As the auto industry flips to electric vehicles, it faces a challenge — developing the work force needed to build these new-technology vehicles.
It's an urgent task for automakers such as Mercedes-Benz, BMW and Volvo which are gearing up to build electric vehicles and battery packs in the southeastern U.S. in the next several years.
Mercedes is completing a $1 billion expansion at its Vance, Ala., factory that will include a battery assembly plant. Starting next year, the German automaker will produce battery-powered versions of its popular GLS and GLE utility vehicles at the site.
In Greer, S.C., BMW assembles plug-in hybrid X3 and X5 crossovers. In 2019, BMW doubled its battery assembly capacity to 86,000 square feet and invested $10 million to install a new battery assembly line. Since then, more than 150 employees have been trained in battery production, robotics and quality inspection.

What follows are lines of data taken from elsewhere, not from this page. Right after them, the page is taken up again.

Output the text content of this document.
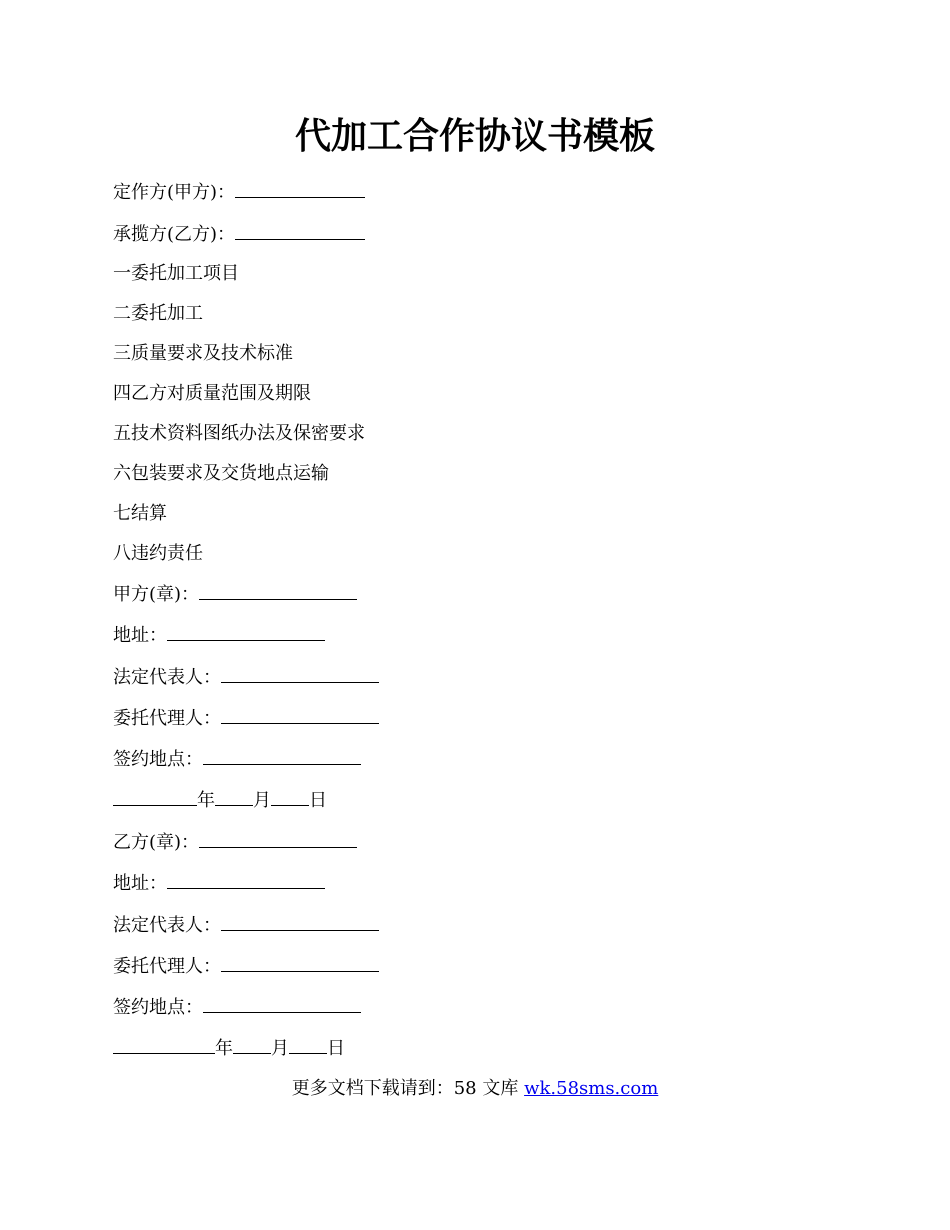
代加工合作协议书模板
定作方(甲方)：
承揽方(乙方)：
一委托加工项目
二委托加工
三质量要求及技术标准
四乙方对质量范围及期限
五技术资料图纸办法及保密要求
六包装要求及交货地点运输
七结算
八违约责任
甲方(章)：
地址：
法定代表人：
委托代理人：
签约地点：
年 月 日
乙方(章)：
地址：
法定代表人：
委托代理人：
签约地点：
年 月 日
更多文档下载请到：58 文库 wk.58sms.com
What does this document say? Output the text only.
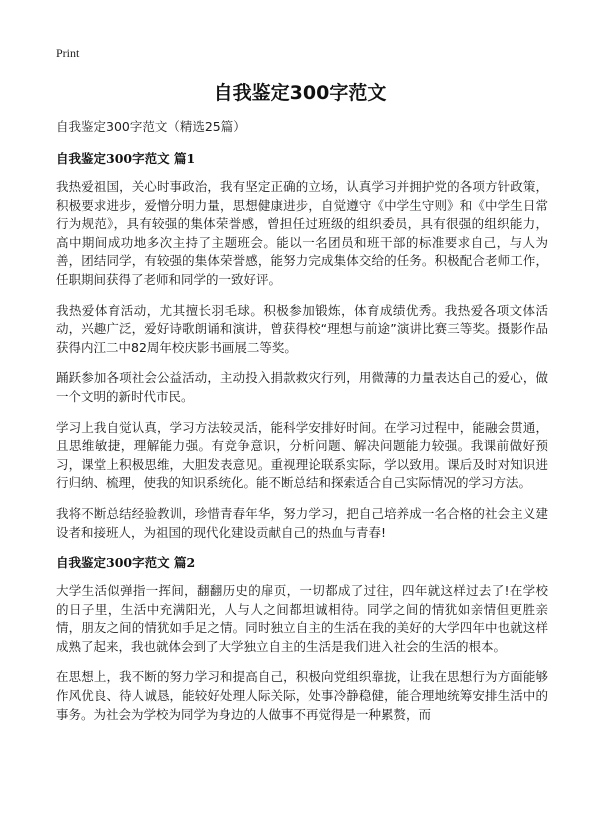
Print
自我鉴定300字范文

自我鉴定300字范文（精选25篇）

自我鉴定300字范文 篇1

我热爱祖国，关心时事政治，我有坚定正确的立场，认真学习并拥护党的各项方针政策，积极要求进步，爱憎分明力量，思想健康进步，自觉遵守《中学生守则》和《中学生日常行为规范》，具有较强的集体荣誉感，曾担任过班级的组织委员，具有很强的组织能力，高中期间成功地多次主持了主题班会。能以一名团员和班干部的标准要求自己，与人为善，团结同学，有较强的集体荣誉感，能努力完成集体交给的任务。积极配合老师工作，任职期间获得了老师和同学的一致好评。

我热爱体育活动，尤其擅长羽毛球。积极参加锻炼，体育成绩优秀。我热爱各项文体活动，兴趣广泛，爱好诗歌朗诵和演讲，曾获得校“理想与前途”演讲比赛三等奖。摄影作品获得内江二中82周年校庆影书画展二等奖。

踊跃参加各项社会公益活动，主动投入捐款救灾行列，用微薄的力量表达自己的爱心，做一个文明的新时代市民。

学习上我自觉认真，学习方法较灵活，能科学安排好时间。在学习过程中，能融会贯通，且思维敏捷，理解能力强。有竞争意识，分析问题、解决问题能力较强。我课前做好预习，课堂上积极思维，大胆发表意见。重视理论联系实际，学以致用。课后及时对知识进行归纳、梳理，使我的知识系统化。能不断总结和探索适合自己实际情况的学习方法。

我将不断总结经验教训，珍惜青春年华，努力学习，把自己培养成一名合格的社会主义建设者和接班人，为祖国的现代化建设贡献自己的热血与青春!

自我鉴定300字范文 篇2

大学生活似弹指一挥间，翻翻历史的扉页，一切都成了过往，四年就这样过去了!在学校的日子里，生活中充满阳光，人与人之间都坦诚相待。同学之间的情犹如亲情但更胜亲情，朋友之间的情犹如手足之情。同时独立自主的生活在我的美好的大学四年中也就这样成熟了起来，我也就体会到了大学独立自主的生活是我们进入社会的生活的根本。

在思想上，我不断的努力学习和提高自己，积极向党组织靠拢，让我在思想行为方面能够作风优良、待人诚恳，能较好处理人际关际，处事冷静稳健，能合理地统筹安排生活中的事务。为社会为学校为同学为身边的人做事不再觉得是一种累赘，而
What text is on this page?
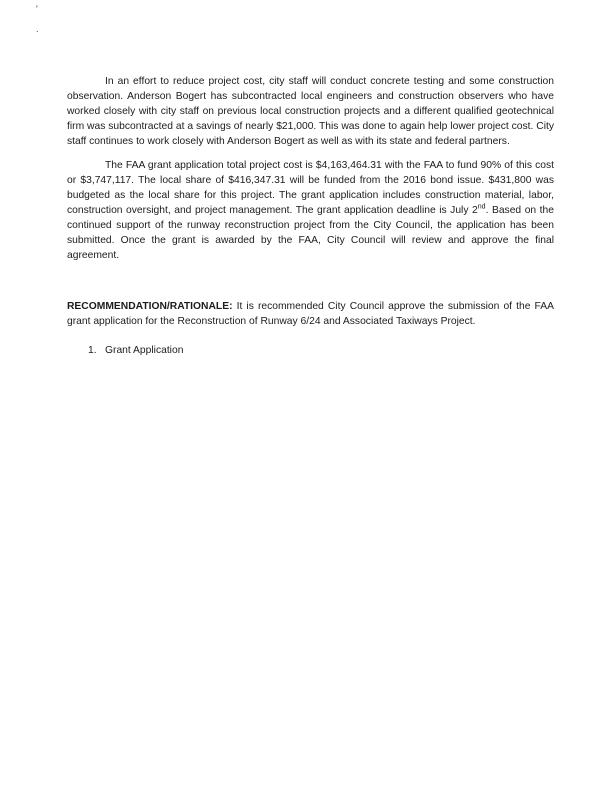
'
.

In an effort to reduce project cost, city staff will conduct concrete testing and some construction observation. Anderson Bogert has subcontracted local engineers and construction observers who have worked closely with city staff on previous local construction projects and a different qualified geotechnical firm was subcontracted at a savings of nearly $21,000. This was done to again help lower project cost. City staff continues to work closely with Anderson Bogert as well as with its state and federal partners.

The FAA grant application total project cost is $4,163,464.31 with the FAA to fund 90% of this cost or $3,747,117. The local share of $416,347.31 will be funded from the 2016 bond issue. $431,800 was budgeted as the local share for this project. The grant application includes construction material, labor, construction oversight, and project management. The grant application deadline is July 2nd. Based on the continued support of the runway reconstruction project from the City Council, the application has been submitted. Once the grant is awarded by the FAA, City Council will review and approve the final agreement.

RECOMMENDATION/RATIONALE: It is recommended City Council approve the submission of the FAA grant application for the Reconstruction of Runway 6/24 and Associated Taxiways Project.

1. Grant Application
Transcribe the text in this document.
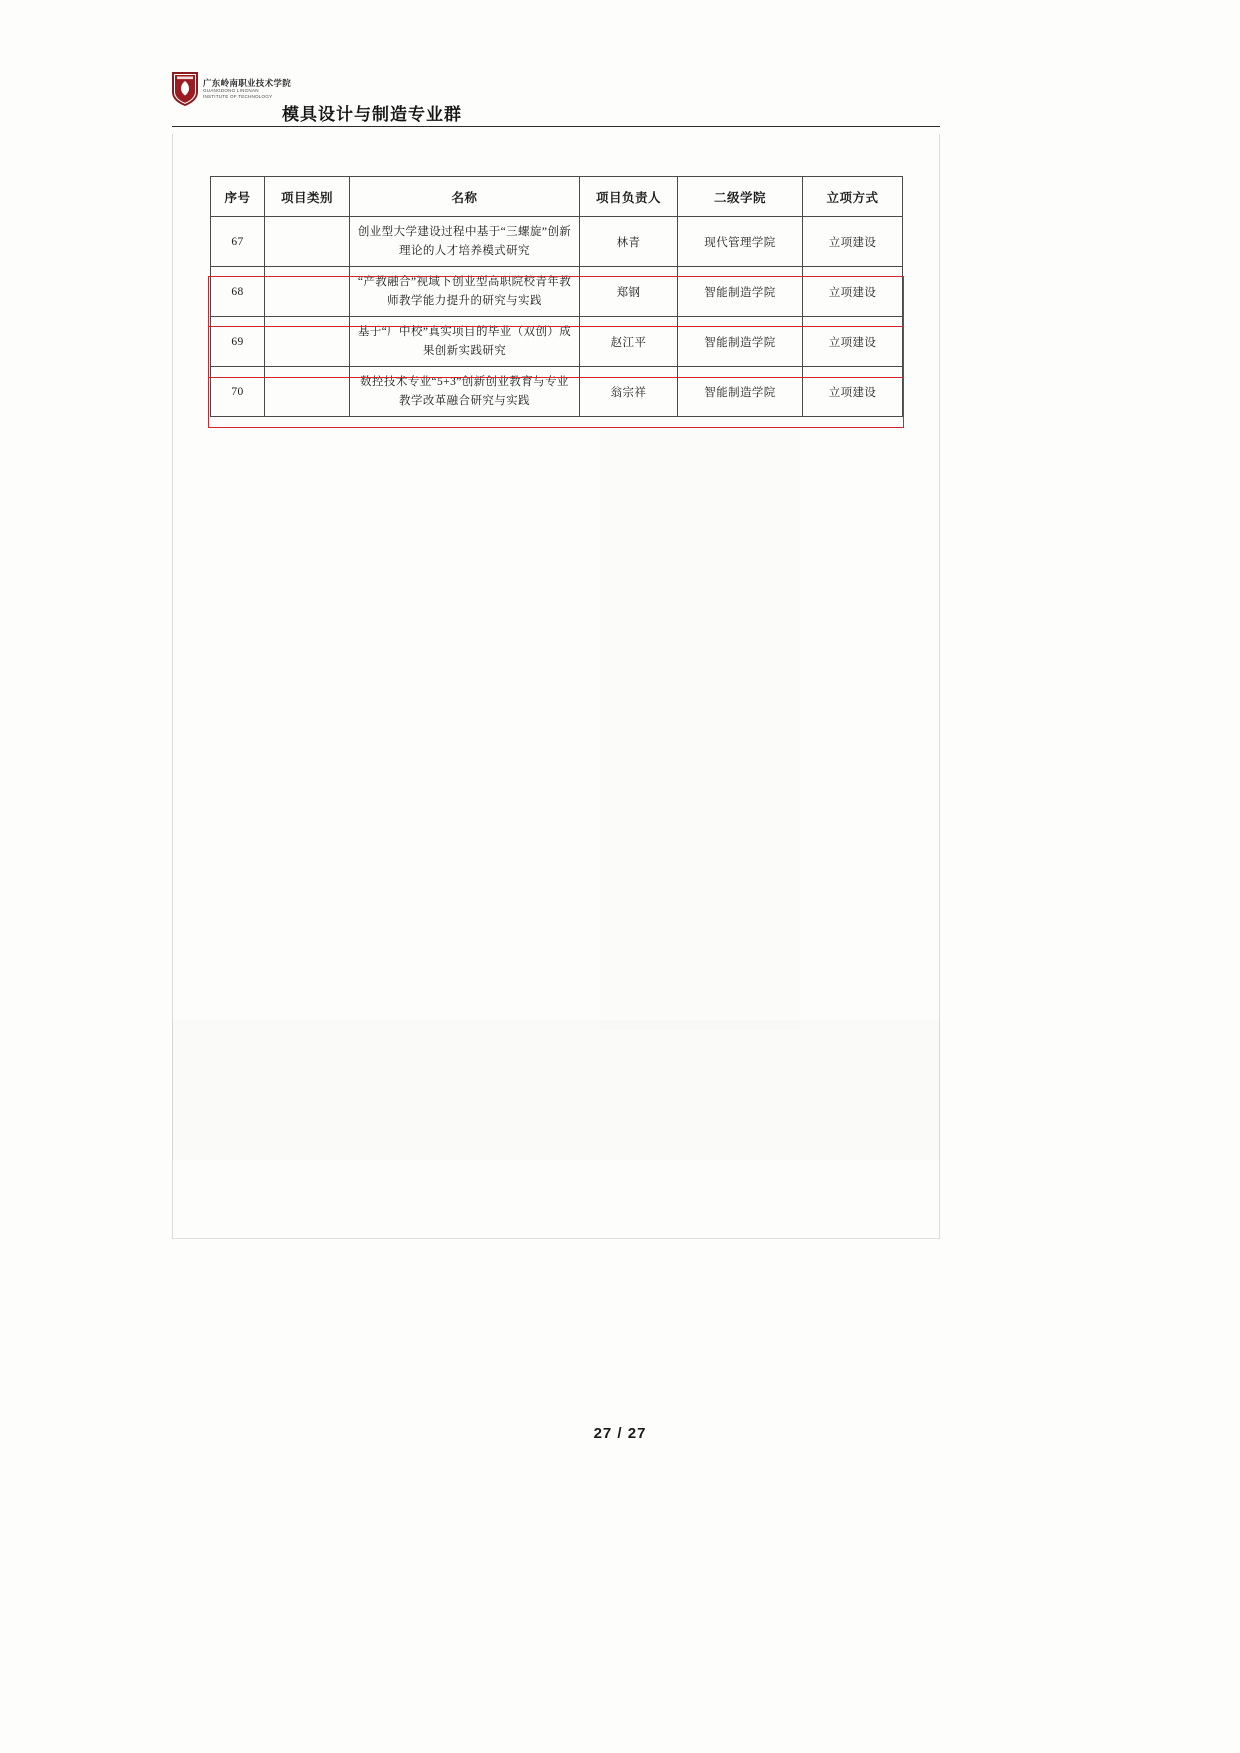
广东岭南职业技术学院
GUANGDONG LINGNAN
INSTITUTE OF TECHNOLOGY
模具设计与制造专业群
序号	项目类别	名称	项目负责人	二级学院	立项方式
67		创业型大学建设过程中基于“三螺旋”创新理论的人才培养模式研究	林青	现代管理学院	立项建设
68		“产教融合”视域下创业型高职院校青年教师教学能力提升的研究与实践	郑钢	智能制造学院	立项建设
69		基于“厂中校”真实项目的毕业（双创）成果创新实践研究	赵江平	智能制造学院	立项建设
70		数控技术专业“5+3”创新创业教育与专业教学改革融合研究与实践	翁宗祥	智能制造学院	立项建设
27 / 27
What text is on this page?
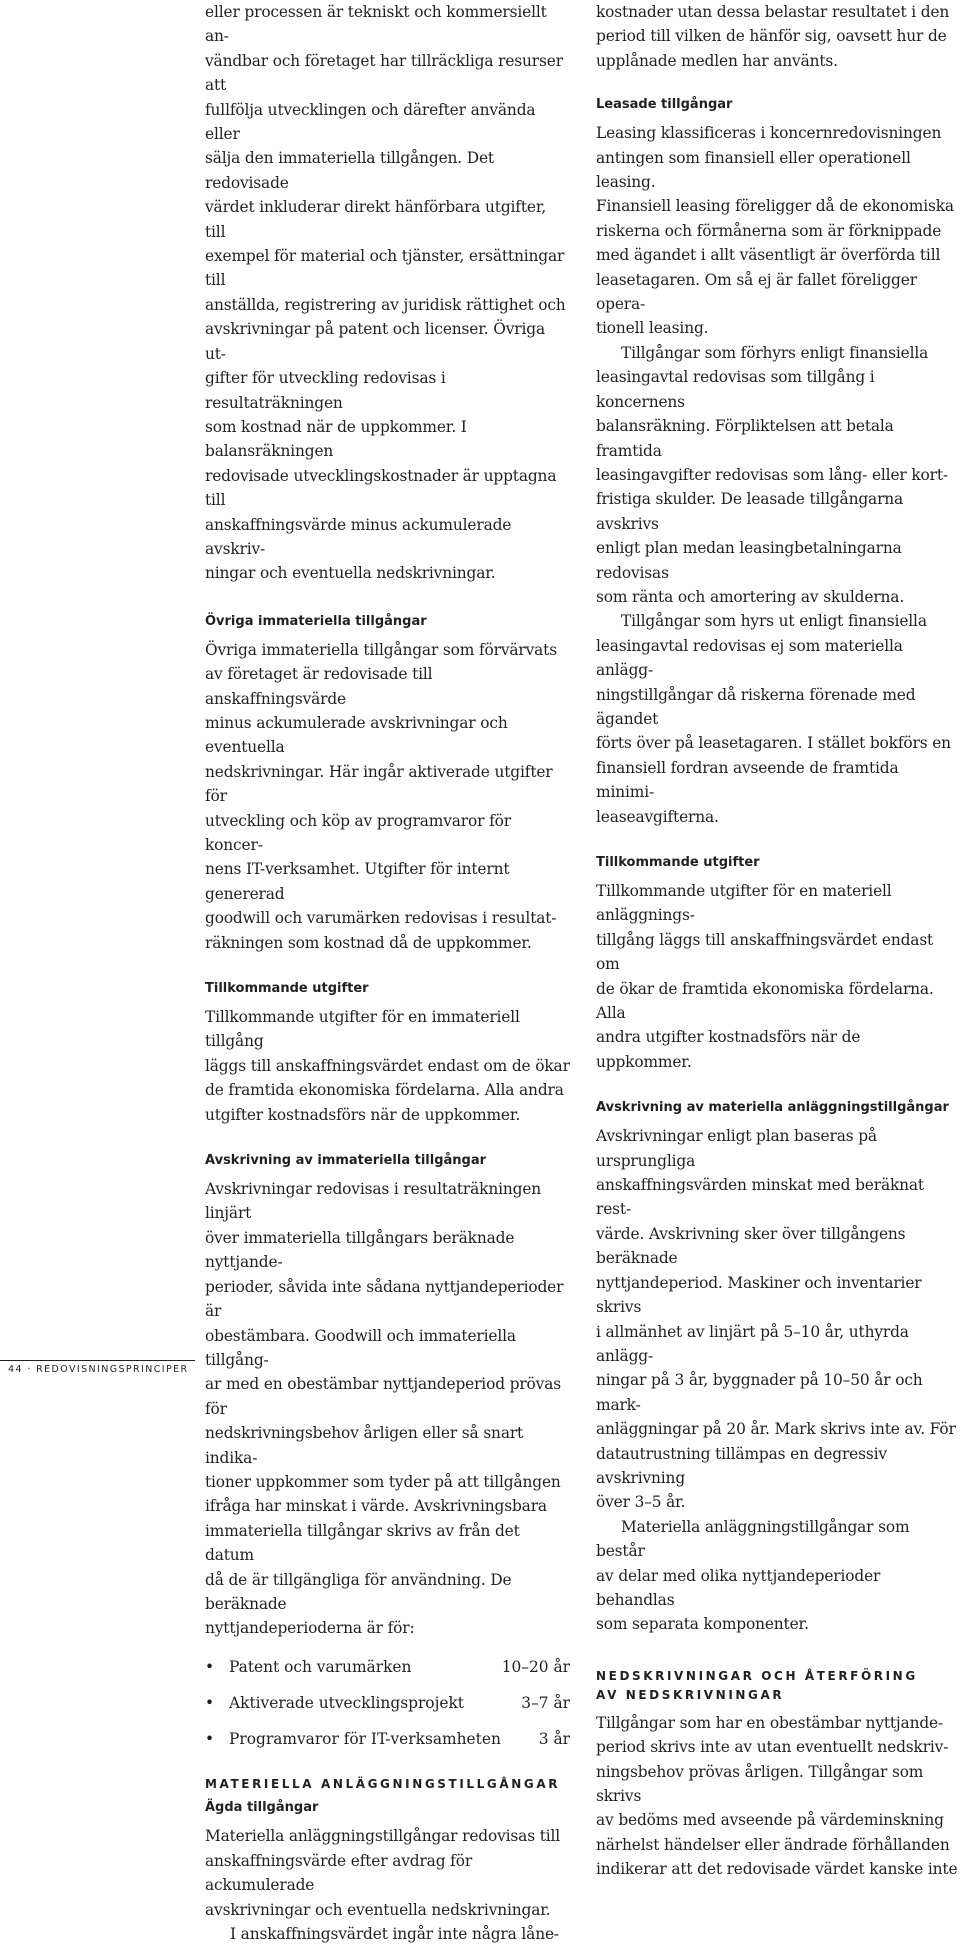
eller processen är tekniskt och kommersiellt an-
vändbar och företaget har tillräckliga resurser att
fullfölja utvecklingen och därefter använda eller
sälja den immateriella tillgången. Det redovisade
värdet inkluderar direkt hänförbara utgifter, till
exempel för material och tjänster, ersättningar till
anställda, registrering av juridisk rättighet och
avskrivningar på patent och licenser. Övriga ut-
gifter för utveckling redovisas i resultaträkningen
som kostnad när de uppkommer. I balansräkningen
redovisade utvecklingskostnader är upptagna till
anskaffningsvärde minus ackumulerade avskriv-
ningar och eventuella nedskrivningar.

Övriga immateriella tillgångar

Övriga immateriella tillgångar som förvärvats
av företaget är redovisade till anskaffningsvärde
minus ackumulerade avskrivningar och eventuella
nedskrivningar. Här ingår aktiverade utgifter för
utveckling och köp av programvaror för koncer-
nens IT-verksamhet. Utgifter för internt genererad
goodwill och varumärken redovisas i resultat-
räkningen som kostnad då de uppkommer.

Tillkommande utgifter

Tillkommande utgifter för en immateriell tillgång
läggs till anskaffningsvärdet endast om de ökar
de framtida ekonomiska fördelarna. Alla andra
utgifter kostnadsförs när de uppkommer.

Avskrivning av immateriella tillgångar

Avskrivningar redovisas i resultaträkningen linjärt
över immateriella tillgångars beräknade nyttjande-
perioder, såvida inte sådana nyttjandeperioder är
obestämbara. Goodwill och immateriella tillgång-
ar med en obestämbar nyttjandeperiod prövas för
nedskrivningsbehov årligen eller så snart indika-
tioner uppkommer som tyder på att tillgången
ifråga har minskat i värde. Avskrivningsbara
immateriella tillgångar skrivs av från det datum
då de är tillgängliga för användning. De beräknade
nyttjandeperioderna är för:

• Patent och varumärken	10–20 år
• Aktiverade utvecklingsprojekt	3–7 år
• Programvaror för IT-verksamheten 3 år
MATERIELLA ANLÄGGNINGSTILLGÅNGAR
Ägda tillgångar

Materiella anläggningstillgångar redovisas till
anskaffningsvärde efter avdrag för ackumulerade
avskrivningar och eventuella nedskrivningar.

I anskaffningsvärdet ingår inte några låne-

kostnader utan dessa belastar resultatet i den
period till vilken de hänför sig, oavsett hur de
upplånade medlen har använts.

Leasade tillgångar

Leasing klassificeras i koncernredovisningen
antingen som finansiell eller operationell leasing.
Finansiell leasing föreligger då de ekonomiska
riskerna och förmånerna som är förknippade
med ägandet i allt väsentligt är överförda till
leasetagaren. Om så ej är fallet föreligger opera-
tionell leasing.

Tillgångar som förhyrs enligt finansiella
leasingavtal redovisas som tillgång i koncernens
balansräkning. Förpliktelsen att betala framtida
leasingavgifter redovisas som lång- eller kort-
fristiga skulder. De leasade tillgångarna avskrivs
enligt plan medan leasingbetalningarna redovisas
som ränta och amortering av skulderna.

Tillgångar som hyrs ut enligt finansiella
leasingavtal redovisas ej som materiella anlägg-
ningstillgångar då riskerna förenade med ägandet
förts över på leasetagaren. I stället bokförs en
finansiell fordran avseende de framtida minimi-
leaseavgifterna.

Tillkommande utgifter

Tillkommande utgifter för en materiell anläggnings-
tillgång läggs till anskaffningsvärdet endast om
de ökar de framtida ekonomiska fördelarna. Alla
andra utgifter kostnadsförs när de uppkommer.

Avskrivning av materiella anläggningstillgångar

Avskrivningar enligt plan baseras på ursprungliga
anskaffningsvärden minskat med beräknat rest-
värde. Avskrivning sker över tillgångens beräknade
nyttjandeperiod. Maskiner och inventarier skrivs
i allmänhet av linjärt på 5–10 år, uthyrda anlägg-
ningar på 3 år, byggnader på 10–50 år och mark-
anläggningar på 20 år. Mark skrivs inte av. För
datautrustning tillämpas en degressiv avskrivning
över 3–5 år.

Materiella anläggningstillgångar som består
av delar med olika nyttjandeperioder behandlas
som separata komponenter.

NEDSKRIVNINGAR OCH ÅTERFÖRING
AV NEDSKRIVNINGAR

Tillgångar som har en obestämbar nyttjande-
period skrivs inte av utan eventuellt nedskriv-
ningsbehov prövas årligen. Tillgångar som skrivs
av bedöms med avseende på värdeminskning
närhelst händelser eller ändrade förhållanden
indikerar att det redovisade värdet kanske inte

44 · REDOVISNINGSPRINCIPER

About 185 miles southeast, Volvo is finishing work on a battery assembly plant at its South Charleston factory where it will begin building an electric version of its XC90 crossover late next year.
The Swedish automaker expects to become an EV-only brand by 2030, making retraining its work force a priority.
But building electric vehicles "is a totally different way of working than what they were used to for the past decades," Volvo's head of global production operations Geert Bruyneel noted.